In the present study, sensitivities of VI, RT-PCR, and RIDA relative to the FAT were shown to be 100%, 100%, and 95%, respectively. These results were similar to those of previous reports [2,6,9]. Of note, one FAT-positive isolate (KRBV0904) was also found to be positive by VI and RT-PCR but was negative according to the RIDA (98.9% specificity). The false negative RIDA result may be due to the relatively low detection limit of the kit compared to the other diagnostic methods we used. It was thus likely that this false negative sample may have had a viral titer (101.5 TCID50/mL) that was too low to be detected by the RIDA kit.
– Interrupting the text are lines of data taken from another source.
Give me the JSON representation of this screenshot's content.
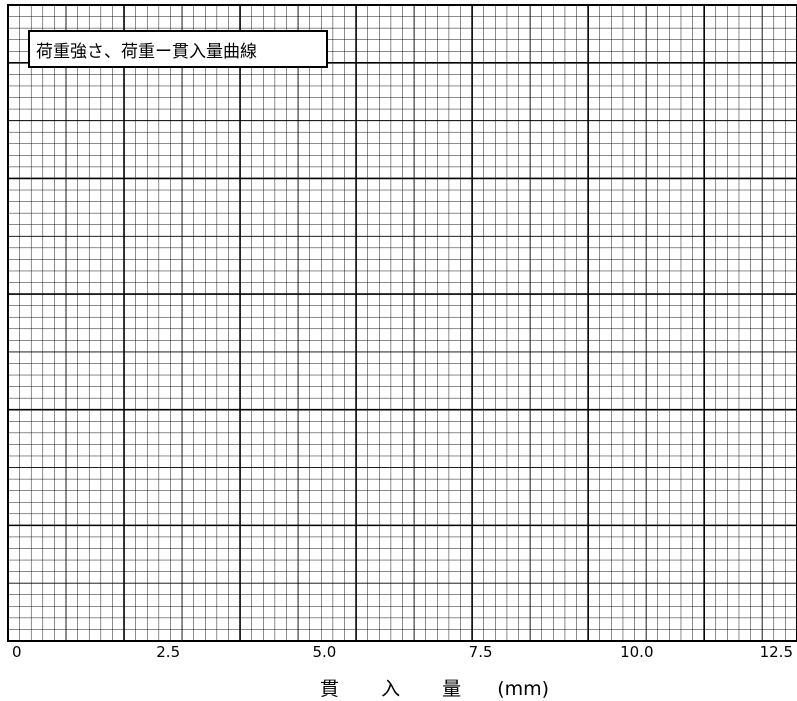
{
  "chart_data": {
    "type": "line",
    "title": "荷重強さ、荷重ー貫入量曲線",
    "xlabel": "貫 入 量 (mm)",
    "xlabel_parts": [
      "貫",
      "入",
      "量",
      "(mm)"
    ],
    "ylabel": "",
    "x_ticks": [
      "0",
      "2.5",
      "5.0",
      "7.5",
      "10.0",
      "12.5"
    ],
    "x_tick_values": [
      0,
      2.5,
      5.0,
      7.5,
      10.0,
      12.5
    ],
    "xlim": [
      0,
      12.5
    ],
    "grid": true,
    "series": []
  }
}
Indeed, it has been reported that the detection limit of N gene-specific RT-PCR (100.5 LD50/0.03 mL) is much lower than that of the RIDA kit (101.7 LD50/0.03 mL) [6].

Based on the results from this study, VI and RT-PCR were the most sensitive diagnostic methods for detecting RABV. Despite a comparatively low sensitivity, the RIDA can also be used to rapidly analyze field samples. In conclusion, our finding demonstrated that it is possible to use these diagnostic methods to help make rapid decisions for detecting and controlling rabies.